Ian Hartitz outlines what the Titans can do during the 2026 offseason to improve on their abysmal 2025 season.

Firing your head coach midway through any given season is pretty much always a sign that something went very wrong. This was certainly true for the 2025 Titans, as there was very little to smile about other than some year-one flashes from Cam Ward, interior dominance from Jeffery Simmons and special teams goodness from the league's all-purpose yard leader, Chimere Dike.
Good news: The Titans dismal campaign (again) sets them up with a top-four overall pick, and only the Chargers have more effective cap space to work with in free agency. Bad news: There are a LOT of problems to solve with this roster at the moment—but for now, we'll just focus on three.
Dike's aforementioned all-purpose excellence included plenty of nice moments as the offense's starting slot receiver, but otherwise, fellow rookie WR Elic Ayomanor and versatile TE Chig Okonkwo were the only pass catchers who managed to get much of anything going in the absence of Calvin Ridley (broken fibula).
An optimist could point to Ridley's season-ending 5-131-1 receiving line as a sign that he was starting to figure things out with the team's hopeful franchise quarterback, although the 31-year-old veteran should hardly be relied on as the centerpiece of this passing game in the year 2026. A similar sentiment is true for Dike, Ayomanor and the team's young TE room. There's some talent there if you squint, but at the end of the day, we're looking at a passing offense that ranked among the league's bottom-five units in pretty much any efficiency metric you want to look at.

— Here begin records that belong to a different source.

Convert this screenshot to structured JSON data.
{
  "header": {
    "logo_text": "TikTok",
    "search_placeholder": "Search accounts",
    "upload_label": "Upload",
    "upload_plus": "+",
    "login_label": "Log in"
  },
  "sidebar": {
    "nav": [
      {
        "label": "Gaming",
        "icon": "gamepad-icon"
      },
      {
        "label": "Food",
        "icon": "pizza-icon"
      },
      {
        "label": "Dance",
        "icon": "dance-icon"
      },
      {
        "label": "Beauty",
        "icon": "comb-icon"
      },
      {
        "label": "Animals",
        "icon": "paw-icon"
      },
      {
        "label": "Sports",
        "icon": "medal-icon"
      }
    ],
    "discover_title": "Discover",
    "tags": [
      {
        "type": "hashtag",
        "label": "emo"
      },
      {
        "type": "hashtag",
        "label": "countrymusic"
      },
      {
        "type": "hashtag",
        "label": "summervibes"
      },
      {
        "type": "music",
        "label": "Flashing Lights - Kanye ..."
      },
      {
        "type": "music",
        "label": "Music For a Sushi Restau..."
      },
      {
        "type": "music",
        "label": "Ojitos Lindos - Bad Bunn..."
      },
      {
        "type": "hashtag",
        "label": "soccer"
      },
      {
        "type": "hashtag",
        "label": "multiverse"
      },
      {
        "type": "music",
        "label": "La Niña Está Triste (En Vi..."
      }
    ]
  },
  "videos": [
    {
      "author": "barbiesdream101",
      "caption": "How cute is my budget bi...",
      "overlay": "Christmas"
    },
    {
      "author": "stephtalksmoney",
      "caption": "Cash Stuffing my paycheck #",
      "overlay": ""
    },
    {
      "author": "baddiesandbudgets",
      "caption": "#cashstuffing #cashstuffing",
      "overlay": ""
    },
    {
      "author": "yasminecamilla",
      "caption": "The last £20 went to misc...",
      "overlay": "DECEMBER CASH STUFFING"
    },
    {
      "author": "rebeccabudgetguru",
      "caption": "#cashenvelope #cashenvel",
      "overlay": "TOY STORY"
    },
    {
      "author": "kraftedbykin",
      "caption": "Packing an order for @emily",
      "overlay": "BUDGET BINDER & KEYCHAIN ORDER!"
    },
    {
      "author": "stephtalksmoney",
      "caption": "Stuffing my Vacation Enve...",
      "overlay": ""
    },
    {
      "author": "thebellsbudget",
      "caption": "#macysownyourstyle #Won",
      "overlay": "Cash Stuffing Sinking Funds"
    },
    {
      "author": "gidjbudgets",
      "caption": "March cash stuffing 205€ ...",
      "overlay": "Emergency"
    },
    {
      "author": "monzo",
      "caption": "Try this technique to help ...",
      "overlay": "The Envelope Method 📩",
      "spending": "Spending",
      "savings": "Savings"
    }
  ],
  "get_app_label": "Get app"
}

Getting in on the bidding for top-tier free agent options like Alec Pierce and Rashid Shaheed could be fun, while there should also be plenty of high-end talents in play at pick No. 4 (Carnell Tate?) and No. 35 (Chris Bell?). Hey, maybe the team could even do both! Reminder: The Titans currently boast the league's sixth-cheapest offense in terms of 2026 dollars.
This group has largely been a laughing stock for the better part of the last half-decade. PFF has handed out the following end-of-season ranks to the Titans offensive line since 2020:
Credit to the front office for spending big on LT Dan Moore last offseason and for devoting early first round picks to RT JC Latham (1.07) and LG Peter Skoronski (1.11) in 2024 and 2023; either way, better performance is needed from a group that allowed 52 sacks (second-most in the NFL) while also ranking among the league's bottom-10 offenses in yards per rush.
The Titans are built well to stop the run without loading the box, thanks to having massive human beings Jeffery Simmons and T'Vondre Sweat holding down the fort up the middle, but the secondary simply wasn't up to the task throughout 2025. Overall, the Titans joined the Bengals, Commanders and Cowboys as the only four defenses to allow at least seven net yards per pass attempt.
Cornerback is a mess, as Marcus Harris (46th) was the only Titans corner to earn a top-100 coverage grade from PFF, and the team's safeties don't grade out any better. Overall, this defense created just 14 turnovers the entire season—that's tied for the 28th-lowest single-season mark in the Super Bowl era!
Better health from guys like L'Jarius Snead, Kevin Winston and Xavier Woods would certainly help; just realize the Titans join the Cowboys as the only defenses allowing a triple-digit passer rating since 2024.
While the interior of the defensive line is strong, the EDGE room is the seventh-cheapest in the league and could lose starters Jihad Ward and Arden Key to free agency. … Tony Pollard is a cut candidate and in the last year of his contract if not.
I'd spend up to bring Colts WR Alec Pierce across the pond in free agency. The field-stretching maestro has led the NFL in yards per catch in back-to-back seasons and will only be 26 in May. Adding additional playmakers to this offense through the draft sounds great, too, but managing to land Pierce (or Rashid Shaheed) would give this offense a much-needed lid-lifter to help make life easier for everyone else.